Yancy paints a God whose desire is love not domination. He doesn’t want us to grudgingly admit he is all-powerful; he wants us to embrace him. Hence the incarnation. “What could not be won through power, he would win through suffering” (p. 100). We say God is silent, hidden, unfair, but Jesus says, “Follow me,” he shows us the father and he participates in our suffering because his kingdom is not of this world. The Temptation shows Jesus refusing to take shortcuts, perhaps because he knows such obvious miracles short-circuit faith and don’t allow it to grow. “Miracles attracted crowds, yes, but rarely encouraged long-term faithfulness” (p. 116). Yancy sees Jesus’ miracles as “signs of his mission, previews of what God would someday do for all creation” (p.118).
In Gethsemane and on the cross Jesus experienced the ultimate disappointment with God. "My God, my God, Why have you forsaken me?" God subjects himself to the same suffering and darkness we suffer. He never forces anyone to believe. He makes possible an intimacy with God that powerful proof never could.
When Jesus returned to heaven, he delegated the kingdom of God to his disciples and gave us the Holy Spirit.
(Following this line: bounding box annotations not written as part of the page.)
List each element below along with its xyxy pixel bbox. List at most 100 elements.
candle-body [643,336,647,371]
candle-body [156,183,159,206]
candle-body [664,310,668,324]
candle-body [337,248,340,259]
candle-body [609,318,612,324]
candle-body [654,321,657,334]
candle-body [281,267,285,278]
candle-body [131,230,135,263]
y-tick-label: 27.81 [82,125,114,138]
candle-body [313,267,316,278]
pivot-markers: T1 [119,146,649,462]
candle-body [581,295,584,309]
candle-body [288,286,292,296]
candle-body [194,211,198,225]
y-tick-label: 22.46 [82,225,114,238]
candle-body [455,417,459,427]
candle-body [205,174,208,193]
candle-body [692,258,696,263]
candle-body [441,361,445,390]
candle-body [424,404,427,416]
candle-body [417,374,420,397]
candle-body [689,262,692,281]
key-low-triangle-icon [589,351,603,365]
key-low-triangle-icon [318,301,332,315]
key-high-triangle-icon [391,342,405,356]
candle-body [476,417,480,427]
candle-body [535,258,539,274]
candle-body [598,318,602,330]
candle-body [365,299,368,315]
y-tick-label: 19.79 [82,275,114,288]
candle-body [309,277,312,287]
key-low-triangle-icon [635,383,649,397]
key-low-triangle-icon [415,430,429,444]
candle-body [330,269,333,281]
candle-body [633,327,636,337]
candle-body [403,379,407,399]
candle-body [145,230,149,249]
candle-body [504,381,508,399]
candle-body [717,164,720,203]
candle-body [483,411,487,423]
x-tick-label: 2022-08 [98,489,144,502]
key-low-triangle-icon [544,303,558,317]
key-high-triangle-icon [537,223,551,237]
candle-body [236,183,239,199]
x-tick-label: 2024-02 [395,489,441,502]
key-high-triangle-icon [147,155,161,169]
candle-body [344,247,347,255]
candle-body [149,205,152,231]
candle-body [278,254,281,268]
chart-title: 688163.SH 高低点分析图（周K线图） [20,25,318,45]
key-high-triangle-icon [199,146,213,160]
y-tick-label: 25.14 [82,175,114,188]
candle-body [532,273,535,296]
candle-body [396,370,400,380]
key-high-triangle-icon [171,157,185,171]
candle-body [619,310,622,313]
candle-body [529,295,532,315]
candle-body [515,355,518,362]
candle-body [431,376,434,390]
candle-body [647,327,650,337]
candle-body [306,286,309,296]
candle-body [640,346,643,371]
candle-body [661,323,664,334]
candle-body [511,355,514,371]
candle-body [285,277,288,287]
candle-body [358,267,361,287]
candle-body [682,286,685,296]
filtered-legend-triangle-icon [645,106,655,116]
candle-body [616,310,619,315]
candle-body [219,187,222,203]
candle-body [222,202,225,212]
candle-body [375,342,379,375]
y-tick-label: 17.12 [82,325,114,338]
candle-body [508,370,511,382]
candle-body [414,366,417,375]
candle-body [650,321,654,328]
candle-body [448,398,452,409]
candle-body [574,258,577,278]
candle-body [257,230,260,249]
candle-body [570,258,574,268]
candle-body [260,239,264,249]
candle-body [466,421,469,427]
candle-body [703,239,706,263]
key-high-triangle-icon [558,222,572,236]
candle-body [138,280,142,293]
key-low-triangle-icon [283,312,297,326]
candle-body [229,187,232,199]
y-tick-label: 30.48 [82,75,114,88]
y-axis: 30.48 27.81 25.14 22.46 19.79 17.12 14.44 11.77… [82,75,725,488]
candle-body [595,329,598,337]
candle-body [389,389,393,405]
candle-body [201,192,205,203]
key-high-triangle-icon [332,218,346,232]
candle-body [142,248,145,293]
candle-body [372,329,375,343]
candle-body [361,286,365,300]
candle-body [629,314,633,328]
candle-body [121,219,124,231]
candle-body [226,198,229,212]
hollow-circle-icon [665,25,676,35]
According to Yancy, someone looking for God should be able to look at us and see him. So maybe the disappointment many experience with God is really disappointment with the church—with me.
The book of Job is the classic biblical study of suffering. There Yancy sees that lots more is going on behind the scene than we can possibly know from our human perspective. Life is unfair, but God does not equal life. “We need more than a miracle. We need a new heaven and a new earth, and until we have those, unfairness will not disappear” (p. 186).
Yancy begins the book with a friend who abandons his faith because of his disappointment with God. He comes back to that friend’s struggle many times, even discussing the ideas of the book with him. Yancy has no simple answers—his friend is not convinced—but he takes seriously our doubts and disappointments and comes down on the side of faith. In my fiction I want to do the same.
I once made a list of things I was mad at God about. It was not a short list. At the top was my brother's sudden death at the age of 45 at the peak of ministry in a large church with his own kids just coming into adulthood when they needed him so much. The list included things like why God would allow Robert Mugabe to run Zimbabwe into the ground well into his 90s. How easy would it have been for God to give Mugabe a blood clot in the brain instead of my brother? Re-reading Yancy didn't just help me to create a believable story arc for my characters. It helped me to rethink why a sovereign God sometimes allows such things in my life and the loves of those I love and go on worshipping even when I don't understand.